L’Agence souligne une fois de plus le besoin d’investissements massifs dans les énergies propres, qu’elles soient vertes ou simplement décarbonées comme le nucléaire, et d’accélération dans certains domaines comme les batteries électriques (pour les voitures), le photovoltaïque, et les électrolyseurs qui produiront l’hydrogène destiné à décarboner l’industrie notamment.
Dans son scénario central, ces investissements doivent être supérieurs à 2000 milliards de dollars d’ici 2030, et ils devraient monter à 4000 milliards de dollars pour remplir les conditions du scénario prévoyant zéro émission nette en 2050.
«Des efforts internationaux majeurs sont demandés pour combler le fossé inquiétant qui se creuse entre les économies avancées et celles des pays émergents ou en développement» en matière d’investissement dans les énergies propres, ajoute l’AIE.

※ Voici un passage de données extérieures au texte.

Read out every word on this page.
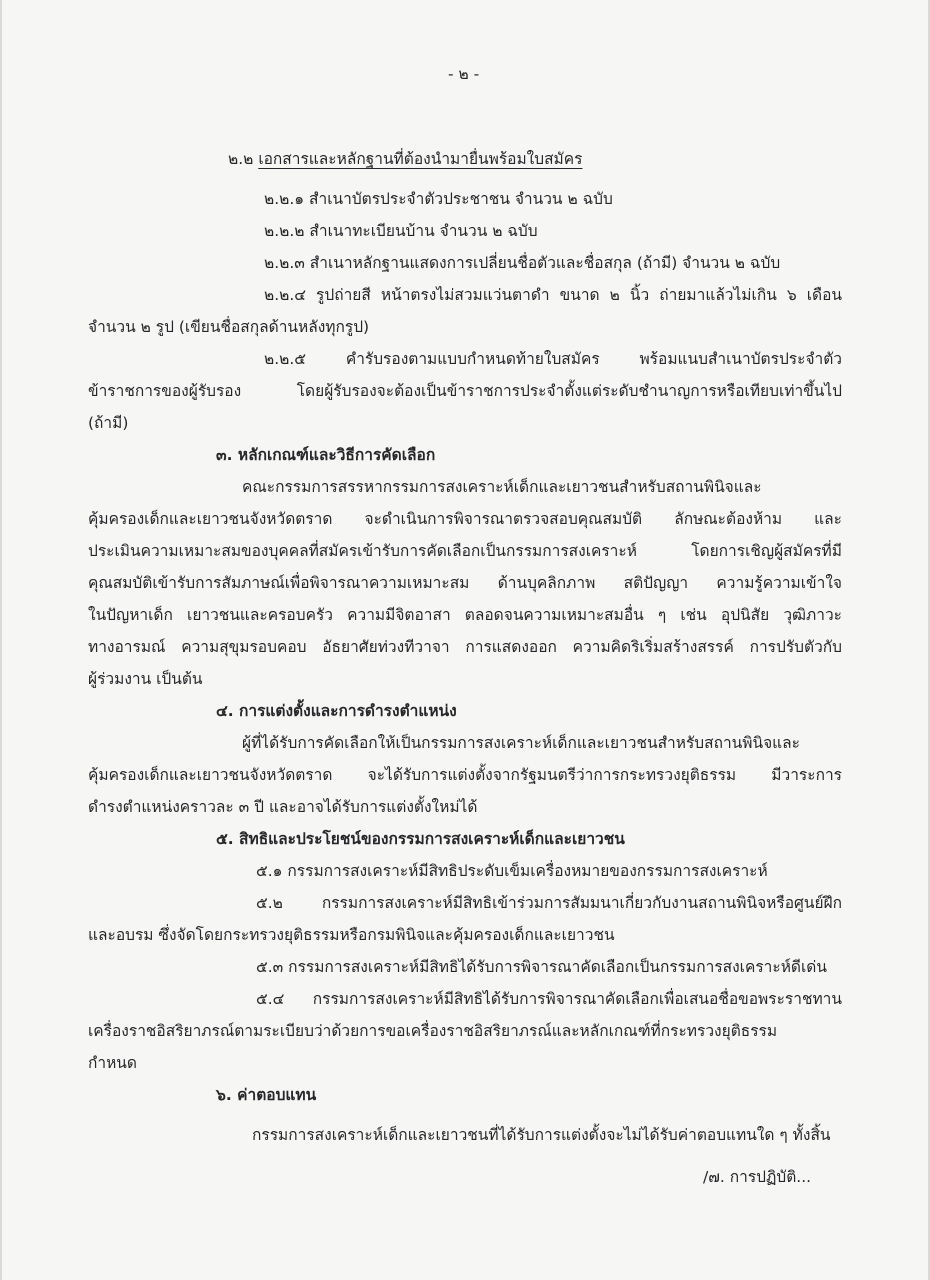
- ๒ -
๒.๒ เอกสารและหลักฐานที่ต้องนำมายื่นพร้อมใบสมัคร
๒.๒.๑ สำเนาบัตรประจำตัวประชาชน จำนวน ๒ ฉบับ
๒.๒.๒ สำเนาทะเบียนบ้าน จำนวน ๒ ฉบับ
๒.๒.๓ สำเนาหลักฐานแสดงการเปลี่ยนชื่อตัวและชื่อสกุล (ถ้ามี) จำนวน ๒ ฉบับ
๒.๒.๔ รูปถ่ายสี หน้าตรงไม่สวมแว่นตาดำ ขนาด ๒ นิ้ว ถ่ายมาแล้วไม่เกิน ๖ เดือน
จำนวน ๒ รูป (เขียนชื่อสกุลด้านหลังทุกรูป)
๒.๒.๕ คำรับรองตามแบบกำหนดท้ายใบสมัคร พร้อมแนบสำเนาบัตรประจำตัว
ข้าราชการของผู้รับรอง โดยผู้รับรองจะต้องเป็นข้าราชการประจำตั้งแต่ระดับชำนาญการหรือเทียบเท่าขึ้นไป
(ถ้ามี)
๓. หลักเกณฑ์และวิธีการคัดเลือก
คณะกรรมการสรรหากรรมการสงเคราะห์เด็กและเยาวชนสำหรับสถานพินิจและ
คุ้มครองเด็กและเยาวชนจังหวัดตราด จะดำเนินการพิจารณาตรวจสอบคุณสมบัติ ลักษณะต้องห้าม และ
ประเมินความเหมาะสมของบุคคลที่สมัครเข้ารับการคัดเลือกเป็นกรรมการสงเคราะห์ โดยการเชิญผู้สมัครที่มี
คุณสมบัติเข้ารับการสัมภาษณ์เพื่อพิจารณาความเหมาะสม ด้านบุคลิกภาพ สติปัญญา ความรู้ความเข้าใจ
ในปัญหาเด็ก เยาวชนและครอบครัว ความมีจิตอาสา ตลอดจนความเหมาะสมอื่น ๆ เช่น อุปนิสัย วุฒิภาวะ
ทางอารมณ์ ความสุขุมรอบคอบ อัธยาศัยท่วงทีวาจา การแสดงออก ความคิดริเริ่มสร้างสรรค์ การปรับตัวกับ
ผู้ร่วมงาน เป็นต้น
๔. การแต่งตั้งและการดำรงตำแหน่ง
ผู้ที่ได้รับการคัดเลือกให้เป็นกรรมการสงเคราะห์เด็กและเยาวชนสำหรับสถานพินิจและ
คุ้มครองเด็กและเยาวชนจังหวัดตราด จะได้รับการแต่งตั้งจากรัฐมนตรีว่าการกระทรวงยุติธรรม มีวาระการ
ดำรงตำแหน่งคราวละ ๓ ปี และอาจได้รับการแต่งตั้งใหม่ได้
๕. สิทธิและประโยชน์ของกรรมการสงเคราะห์เด็กและเยาวชน
๕.๑ กรรมการสงเคราะห์มีสิทธิประดับเข็มเครื่องหมายของกรรมการสงเคราะห์
๕.๒ กรรมการสงเคราะห์มีสิทธิเข้าร่วมการสัมมนาเกี่ยวกับงานสถานพินิจหรือศูนย์ฝึก
และอบรม ซึ่งจัดโดยกระทรวงยุติธรรมหรือกรมพินิจและคุ้มครองเด็กและเยาวชน
๕.๓ กรรมการสงเคราะห์มีสิทธิได้รับการพิจารณาคัดเลือกเป็นกรรมการสงเคราะห์ดีเด่น
๕.๔ กรรมการสงเคราะห์มีสิทธิได้รับการพิจารณาคัดเลือกเพื่อเสนอชื่อขอพระราชทาน
เครื่องราชอิสริยาภรณ์ตามระเบียบว่าด้วยการขอเครื่องราชอิสริยาภรณ์และหลักเกณฑ์ที่กระทรวงยุติธรรม
กำหนด
๖. ค่าตอบแทน
กรรมการสงเคราะห์เด็กและเยาวชนที่ได้รับการแต่งตั้งจะไม่ได้รับค่าตอบแทนใด ๆ ทั้งสิ้น
/๗. การปฏิบัติ...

L’ancienne ambassadrice française pour le climat Laurence Tubiana a réagi auprès de l’AFP en estimant que le rapport montre clairement que «les investissements dans les énergies propres doivent tripler d’ici 2030, et que le gaz est une impasse».
«Avec une abondance de vent, de soleil et d’autres énergies renouvelables, l’Afrique peut mener le monde sur le chemin de la transition et ouvrir la voie à une souveraineté énergétique» a réagi pour sa part Mohammed Adow, fondateur et directeur du groupe de réflexion sur le climat Power Shift Africa.